It’s about grits and collard greens and real people crafting something honest
Monday, November 19th, 2007I give a lot of thought to why I find old, old-school R&B so moving. It’s technically a type of rock & roll, about which I’m having ever-more mixed feelings the older I get.
There’s something about it that resisted the juvenilization that beset most other forms of rock that have come down the pike since 1951. Beginning with the jump blues of Louis Jordan, Johnny Otis, Big Jay McNeely, Tiny Bradshaw et al, continuing through the great doo-wop of the early-to-mid-50s - The Robins, The Clovers, Billy Ward and the Dominoes, The Moonglows, The Drifters - and on into the golden age of soul - Ray Charles, Solomon Burke, Wilson Pickett, O.V. Wright, Sam & Dave, Ike & Tina, etc. - it sounds like music made by men and women, human beings who have not only accumulated some experience, but felt that experience work a lasting effect on their worldviews.
The gospel rasp that comes through all this music ties it to the sanctified strain in American music, so that there’s an undeniable acknowledgement of spirit in even the most secular, slinky, grinding examples of it. Its fervor is the most direct and raw articulation of that tension between the devil’s music and the inclination toward the sacred that had characterized blues going back to the days of Son House and Ishman Bracey.
It’s unmistakably American music, in a way that does us all proud.
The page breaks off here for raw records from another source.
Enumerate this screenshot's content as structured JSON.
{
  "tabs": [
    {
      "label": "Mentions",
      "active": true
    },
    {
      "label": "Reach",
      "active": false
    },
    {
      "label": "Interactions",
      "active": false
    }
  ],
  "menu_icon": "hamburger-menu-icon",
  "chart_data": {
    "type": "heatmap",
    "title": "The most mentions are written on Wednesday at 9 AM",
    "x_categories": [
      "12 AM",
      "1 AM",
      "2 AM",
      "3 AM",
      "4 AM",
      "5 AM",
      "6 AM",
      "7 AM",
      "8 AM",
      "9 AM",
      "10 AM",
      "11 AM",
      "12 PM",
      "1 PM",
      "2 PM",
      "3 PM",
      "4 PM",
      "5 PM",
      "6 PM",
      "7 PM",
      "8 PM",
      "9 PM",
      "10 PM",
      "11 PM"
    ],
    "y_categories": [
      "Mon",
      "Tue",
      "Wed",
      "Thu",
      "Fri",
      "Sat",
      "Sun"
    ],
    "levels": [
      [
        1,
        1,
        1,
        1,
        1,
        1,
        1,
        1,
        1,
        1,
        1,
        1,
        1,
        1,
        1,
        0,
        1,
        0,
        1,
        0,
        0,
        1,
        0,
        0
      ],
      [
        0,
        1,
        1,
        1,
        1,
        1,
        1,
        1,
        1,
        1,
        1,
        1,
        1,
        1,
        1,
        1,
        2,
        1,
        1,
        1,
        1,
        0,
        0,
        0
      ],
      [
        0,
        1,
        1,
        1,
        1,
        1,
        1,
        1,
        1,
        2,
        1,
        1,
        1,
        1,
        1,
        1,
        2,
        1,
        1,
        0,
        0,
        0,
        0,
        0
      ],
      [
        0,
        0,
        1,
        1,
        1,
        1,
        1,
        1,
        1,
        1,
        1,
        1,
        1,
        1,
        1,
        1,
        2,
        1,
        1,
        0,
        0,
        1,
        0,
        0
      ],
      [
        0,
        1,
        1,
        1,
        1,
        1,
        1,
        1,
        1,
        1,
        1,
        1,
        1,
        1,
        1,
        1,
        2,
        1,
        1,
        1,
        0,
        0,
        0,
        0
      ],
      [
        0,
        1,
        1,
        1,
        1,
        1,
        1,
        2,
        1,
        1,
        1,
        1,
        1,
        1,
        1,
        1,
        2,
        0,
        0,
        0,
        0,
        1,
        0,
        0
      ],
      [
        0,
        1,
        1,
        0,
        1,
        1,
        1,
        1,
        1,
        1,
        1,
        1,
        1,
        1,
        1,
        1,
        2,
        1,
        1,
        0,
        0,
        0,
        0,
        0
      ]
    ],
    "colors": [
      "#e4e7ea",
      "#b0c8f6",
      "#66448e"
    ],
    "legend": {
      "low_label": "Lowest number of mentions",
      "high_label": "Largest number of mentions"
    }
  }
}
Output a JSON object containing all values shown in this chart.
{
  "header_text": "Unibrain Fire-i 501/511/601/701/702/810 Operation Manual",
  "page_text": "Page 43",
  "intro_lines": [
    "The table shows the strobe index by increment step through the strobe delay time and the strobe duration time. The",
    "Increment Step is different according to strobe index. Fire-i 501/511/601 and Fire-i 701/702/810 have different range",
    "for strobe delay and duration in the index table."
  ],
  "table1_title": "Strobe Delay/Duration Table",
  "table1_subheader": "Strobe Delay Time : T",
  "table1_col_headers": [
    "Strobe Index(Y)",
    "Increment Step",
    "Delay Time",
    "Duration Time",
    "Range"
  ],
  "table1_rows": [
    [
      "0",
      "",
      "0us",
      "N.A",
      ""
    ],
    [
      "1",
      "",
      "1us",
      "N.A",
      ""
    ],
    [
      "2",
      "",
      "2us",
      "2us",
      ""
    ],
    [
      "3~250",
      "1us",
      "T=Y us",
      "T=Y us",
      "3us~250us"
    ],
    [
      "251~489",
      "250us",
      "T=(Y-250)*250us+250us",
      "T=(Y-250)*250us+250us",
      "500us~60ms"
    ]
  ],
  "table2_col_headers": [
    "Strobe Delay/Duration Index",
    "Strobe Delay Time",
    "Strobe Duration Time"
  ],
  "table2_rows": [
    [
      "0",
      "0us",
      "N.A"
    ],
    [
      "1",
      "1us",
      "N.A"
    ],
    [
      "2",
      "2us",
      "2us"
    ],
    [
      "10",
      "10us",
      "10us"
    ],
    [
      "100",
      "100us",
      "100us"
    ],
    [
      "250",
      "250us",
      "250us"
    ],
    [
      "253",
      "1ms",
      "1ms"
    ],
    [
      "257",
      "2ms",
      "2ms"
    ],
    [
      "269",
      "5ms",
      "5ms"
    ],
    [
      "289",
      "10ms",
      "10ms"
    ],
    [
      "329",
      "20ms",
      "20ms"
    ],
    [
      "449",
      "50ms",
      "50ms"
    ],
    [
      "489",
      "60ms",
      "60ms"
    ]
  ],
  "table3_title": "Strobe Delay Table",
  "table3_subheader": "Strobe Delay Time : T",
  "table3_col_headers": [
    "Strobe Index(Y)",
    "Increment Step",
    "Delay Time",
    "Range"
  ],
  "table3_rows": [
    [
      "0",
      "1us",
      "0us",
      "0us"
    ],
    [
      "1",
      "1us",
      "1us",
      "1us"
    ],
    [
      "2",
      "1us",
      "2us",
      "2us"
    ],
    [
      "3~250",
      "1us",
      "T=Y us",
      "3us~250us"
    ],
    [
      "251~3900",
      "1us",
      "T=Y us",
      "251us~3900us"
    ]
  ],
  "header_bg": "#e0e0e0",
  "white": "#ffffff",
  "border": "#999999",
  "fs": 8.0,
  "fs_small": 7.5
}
For all its immersion in a particular ethnic identity (something that was achieved without any self-consciousness or political overtones), there’s a white contribution to it that infuses it with a backwoods twang. See my Suite 101.com article “What Country and Southern Rock Owe To Classic Soul Music” for an in-depth look at this. Syd Nathan, Jerry Wexler, Sam Phillips, Jim Stewart and Estelle Axton, Quentin Claunch, Chips Moman and Steve Cropper were as important to the making of this music as anybody.
Finally, it’s one of the last forms of American music that is rooted in a sense of community. For all the waywardness and antics of many of the genre’s most legendary figures, they lived and worked in a milieu still defined by standards and norms tha came from bedrock civic institutions, beginning with the family (a much more intact unit in those days), and including the church, the school, and the neighborhood YMCA.
In my novel, High C at the Sunset Terrace, there’s a scene in which the protagonist, Marvin, is back in his hometown, off the road for a couple of days for Thanksgiving. He and his nephew Donny are standing in Marvin’s sister’s kitchen after the holiday dinner:
“So, is New York happening? A lot of good times?” asked Donny.
“What do you mean?” asked Marvin.
“Well, like parties, you know, lots of people, like The Avenue, only bigger,” replied Donny.
Marvin looked at Donny. “If you mean can you get anything you want any time of the day or night, the answer’s yes. But you need to know that most of it’s no damn good for you, and the rest of it yu need to keep a level head about. Now, I hope that answers your question.”
“Yes, Uncle Marvin.”
So the music is a thread in a social fabric. It doesn’t lend itself to solitary ipod consumption.
Oh, to see that kind of groove return to our culture.